Overall Implementation Takeaways:
- Standard embeddings (e.g., [CLS], mean pooling): Be cautious using these for tasks heavily reliant on distinguishing agent/patient, especially across different syntactic structures (active/passive). Their similarity seems to reflect syntax more than semantic roles.
- Accessing Thematic Roles: Thematic role information is available, but potentially resides more strongly in attention mechanisms. If your task requires robust thematic role understanding, consider:
- Training specific probing classifiers (like SVMs) on the hidden states or attention weights for your task, rather than assuming the default embeddings capture this well.
- Potentially designing architectures that explicitly utilize attention patterns, or fine-tuning on Semantic Role Labeling (SRL) data (though the paper focuses on models without such fine-tuning).
- Focusing analysis or extraction on content word interactions (verb-noun, noun-noun) within the attention mechanisms, especially in bidirectional models like BERT.
- Model Choice: The findings were broadly consistent across different base models tested, suggesting this is a general characteristic of word-prediction trained transformers.

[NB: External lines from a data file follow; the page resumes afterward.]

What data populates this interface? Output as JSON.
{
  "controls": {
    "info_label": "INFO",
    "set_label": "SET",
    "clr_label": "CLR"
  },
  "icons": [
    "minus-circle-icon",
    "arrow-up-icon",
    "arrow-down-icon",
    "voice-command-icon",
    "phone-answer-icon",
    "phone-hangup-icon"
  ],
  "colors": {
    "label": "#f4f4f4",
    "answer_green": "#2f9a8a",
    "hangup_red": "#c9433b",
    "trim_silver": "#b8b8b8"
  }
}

However, model size and architecture details might influence the degree to which this information is present and accessible. Models with different training objectives (e.g., those fine-tuned with RLHF) might exhibit different behavior.
- Complexity: The discrepancy between syntax and thematic roles seems to persist even with more complex sentence structures, though the signal becomes weaker in the overall hidden states.
- Probing vs. Prompting: The paper advocates for probing internal states for fundamental linguistic capabilities, arguing that prompting might mask true competence due to reliance on task-specific knowledge or heuristics. This suggests that while an LLM might answer a "who is the agent?" prompt correctly, its internal representation of the sentence might still be syntax-dominant.
In essence, while pre-trained LLMs trained on word prediction learn complex linguistic patterns including syntax, their inherent representation of semantic roles like agent and patient, as reflected in their overall sentence embeddings, is weaker and less human-like than their representation of syntactic structure. However, the capacity to extract this semantic role information exists within the network, particularly visible in how attention mechanisms link words within a sentence. Accessing this specific type of meaning might require methods that look beyond the standard aggregated sentence vector.